GPS readied for tracking sex offenders
By BILL HUGHES
THE JOURNAL NEWS
(Original Publication: April 23, 2005)

WHITE PLAINS Electronic monitoring of paroled felons has generated a lot of headlines lately. It began when domestic diva Martha Stewart donned an ankle bracelet after her release from federal prison and more recently last month, when a paroled sex offender in Florida was arrested in the killing of a 9-year-old girl, sparking legislation to require stricter monitoring of paroled sex offenders there.

But long before the recent developments, Westchester County's Department of Probation was quietly planning to take its 15-year-old electronic-monitoring system to the next level. Last year, the county put out bids for a Global Positioning System for satellite tracking of sex offenders, awarding a contract to a California company in January.

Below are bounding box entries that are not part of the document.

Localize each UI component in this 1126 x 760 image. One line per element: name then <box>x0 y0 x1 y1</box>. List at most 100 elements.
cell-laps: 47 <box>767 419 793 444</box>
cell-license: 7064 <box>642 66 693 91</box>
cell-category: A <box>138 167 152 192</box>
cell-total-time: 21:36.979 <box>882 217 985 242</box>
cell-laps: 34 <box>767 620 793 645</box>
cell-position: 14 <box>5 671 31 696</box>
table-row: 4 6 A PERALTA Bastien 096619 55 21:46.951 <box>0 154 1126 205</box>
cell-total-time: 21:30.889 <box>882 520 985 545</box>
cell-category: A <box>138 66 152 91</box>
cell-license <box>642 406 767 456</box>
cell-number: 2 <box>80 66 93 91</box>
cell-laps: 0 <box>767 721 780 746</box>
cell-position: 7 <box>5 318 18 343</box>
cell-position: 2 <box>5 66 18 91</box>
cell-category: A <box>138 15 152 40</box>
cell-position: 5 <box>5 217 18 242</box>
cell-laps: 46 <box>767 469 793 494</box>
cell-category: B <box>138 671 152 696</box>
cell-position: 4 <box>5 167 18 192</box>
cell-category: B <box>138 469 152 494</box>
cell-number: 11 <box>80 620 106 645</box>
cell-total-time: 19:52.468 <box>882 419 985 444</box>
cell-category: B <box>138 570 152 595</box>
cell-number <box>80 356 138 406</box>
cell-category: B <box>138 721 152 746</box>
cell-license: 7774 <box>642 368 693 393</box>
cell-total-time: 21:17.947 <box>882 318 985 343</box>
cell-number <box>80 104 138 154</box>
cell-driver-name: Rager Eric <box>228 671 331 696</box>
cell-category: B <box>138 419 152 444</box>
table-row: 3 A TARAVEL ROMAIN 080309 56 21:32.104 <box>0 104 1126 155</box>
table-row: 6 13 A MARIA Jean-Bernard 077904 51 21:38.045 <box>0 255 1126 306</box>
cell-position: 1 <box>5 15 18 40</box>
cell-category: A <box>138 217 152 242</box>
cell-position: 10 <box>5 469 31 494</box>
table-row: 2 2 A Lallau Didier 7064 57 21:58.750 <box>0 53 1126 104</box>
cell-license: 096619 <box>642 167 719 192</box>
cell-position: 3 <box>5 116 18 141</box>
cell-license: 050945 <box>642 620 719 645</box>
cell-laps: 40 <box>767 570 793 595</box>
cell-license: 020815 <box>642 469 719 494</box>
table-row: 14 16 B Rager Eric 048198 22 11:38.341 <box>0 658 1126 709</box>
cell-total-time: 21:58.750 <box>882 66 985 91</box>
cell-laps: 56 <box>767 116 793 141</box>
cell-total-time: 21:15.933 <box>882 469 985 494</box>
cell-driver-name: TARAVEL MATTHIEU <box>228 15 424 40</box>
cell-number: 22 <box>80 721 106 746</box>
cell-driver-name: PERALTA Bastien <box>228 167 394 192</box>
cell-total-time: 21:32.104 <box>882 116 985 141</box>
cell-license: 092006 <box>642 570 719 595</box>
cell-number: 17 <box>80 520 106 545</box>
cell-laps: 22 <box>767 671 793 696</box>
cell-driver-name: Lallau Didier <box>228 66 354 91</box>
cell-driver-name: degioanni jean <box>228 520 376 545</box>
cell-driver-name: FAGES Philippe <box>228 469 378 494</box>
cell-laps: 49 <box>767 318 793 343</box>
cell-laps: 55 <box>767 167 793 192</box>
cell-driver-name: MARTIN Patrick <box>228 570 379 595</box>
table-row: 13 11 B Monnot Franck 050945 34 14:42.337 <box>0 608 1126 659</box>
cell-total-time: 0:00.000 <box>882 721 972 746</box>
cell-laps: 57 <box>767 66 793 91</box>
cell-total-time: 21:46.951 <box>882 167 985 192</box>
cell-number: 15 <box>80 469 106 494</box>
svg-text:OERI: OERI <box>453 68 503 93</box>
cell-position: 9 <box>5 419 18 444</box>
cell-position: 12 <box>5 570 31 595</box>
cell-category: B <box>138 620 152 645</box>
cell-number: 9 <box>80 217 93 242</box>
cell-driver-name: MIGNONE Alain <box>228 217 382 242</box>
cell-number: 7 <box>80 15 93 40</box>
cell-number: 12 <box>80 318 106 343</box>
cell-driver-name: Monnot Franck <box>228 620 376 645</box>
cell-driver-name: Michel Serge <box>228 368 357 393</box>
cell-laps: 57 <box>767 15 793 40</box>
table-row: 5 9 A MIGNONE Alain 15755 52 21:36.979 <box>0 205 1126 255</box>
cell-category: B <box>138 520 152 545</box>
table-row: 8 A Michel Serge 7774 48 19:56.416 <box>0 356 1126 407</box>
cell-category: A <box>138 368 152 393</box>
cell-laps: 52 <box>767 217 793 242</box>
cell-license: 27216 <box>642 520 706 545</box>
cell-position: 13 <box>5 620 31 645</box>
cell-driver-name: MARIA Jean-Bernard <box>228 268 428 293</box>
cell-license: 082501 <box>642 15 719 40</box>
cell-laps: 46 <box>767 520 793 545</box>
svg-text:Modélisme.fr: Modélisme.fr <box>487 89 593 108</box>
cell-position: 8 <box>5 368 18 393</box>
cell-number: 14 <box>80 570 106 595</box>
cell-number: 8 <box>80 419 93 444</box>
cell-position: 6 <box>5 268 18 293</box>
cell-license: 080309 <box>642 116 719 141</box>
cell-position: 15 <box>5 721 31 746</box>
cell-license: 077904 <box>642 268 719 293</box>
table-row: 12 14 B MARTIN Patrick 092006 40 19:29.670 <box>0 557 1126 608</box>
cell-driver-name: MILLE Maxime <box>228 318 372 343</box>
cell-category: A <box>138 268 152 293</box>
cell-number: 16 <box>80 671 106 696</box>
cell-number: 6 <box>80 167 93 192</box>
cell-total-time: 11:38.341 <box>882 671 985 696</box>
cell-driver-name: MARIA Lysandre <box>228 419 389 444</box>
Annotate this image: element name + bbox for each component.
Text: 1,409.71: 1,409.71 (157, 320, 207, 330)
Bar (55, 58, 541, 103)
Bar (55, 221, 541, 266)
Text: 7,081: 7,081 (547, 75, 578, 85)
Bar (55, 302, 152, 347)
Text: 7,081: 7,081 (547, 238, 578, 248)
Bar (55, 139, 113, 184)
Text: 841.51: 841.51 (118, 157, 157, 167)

Assistant Commissioner Louis Conte said probation officers are training with the new equipment, and the program should be operational within a few months. The system involves 24-hour monitoring via satellite with hand-held computers that function as tracking devices and cell phones.

Probationers in the program will also have phones that do not dial out and an ankle bracelet specifically programmed to alert a probation officer if the offender goes anywhere he or she is not supposed to. If the probationer steps into what are called "exclusion zones," which can be tailored through software to each individual's court-mandated requirements, the probation officer receives an instant alert and can either call the person or go to the location to investigate.

The operating cost for the "active" system is roughly $8 per day per offender, Conte said, a few dollars more than the current "passive" system in which probationers download information from their monitors every day. The new system should free up time that probation officers spend sitting in front of a computer, Conte said.

"It's a significant investment, but we believe it's going to prove to be a worthwhile one," Conte said. "Obviously, it's not a fail-safe system, but it's certainly going to serve as a psychological deterrent to these guys, knowing that we can trace their every move, and it's certainly going to provide us with way more information than we have now."

While some civil libertarians consider such monitoring an abuse of governmental power through high-tech methods, Conte stressed that the GPS would be put in use only for the worst offenders and only after a judge has ordered it.

Charles Onley, a research associate with the U.S. Justice Department's Center for Sex Offender Management, cautioned that although the technology has improved, GPS provides only limited information. "Just because a probation officer knows where you are doesn't necessarily mean you can't be perpetrating a crime," Onley said.

"The advantage they do provide goes more toward helping an agency rule someone out as a suspect when a new crime is committed," Onley said. "The people under their supervision are generally the first people that get looked at in those situations."
Jill O'Neill, the assistant director for the county's office of Victim's Assistance Services, said she thought the new technology would help many crime victims feel more secure. "For both past and future victims, this will absolutely be a positive thing," O'Neill said.

"Peace of mind can be different for every victim, and each victim is going to experience trauma differently," said O'Neill. "I think knowing that officers will have direct phone contact and the ability to get there quickly will make a lot of victims feel safer."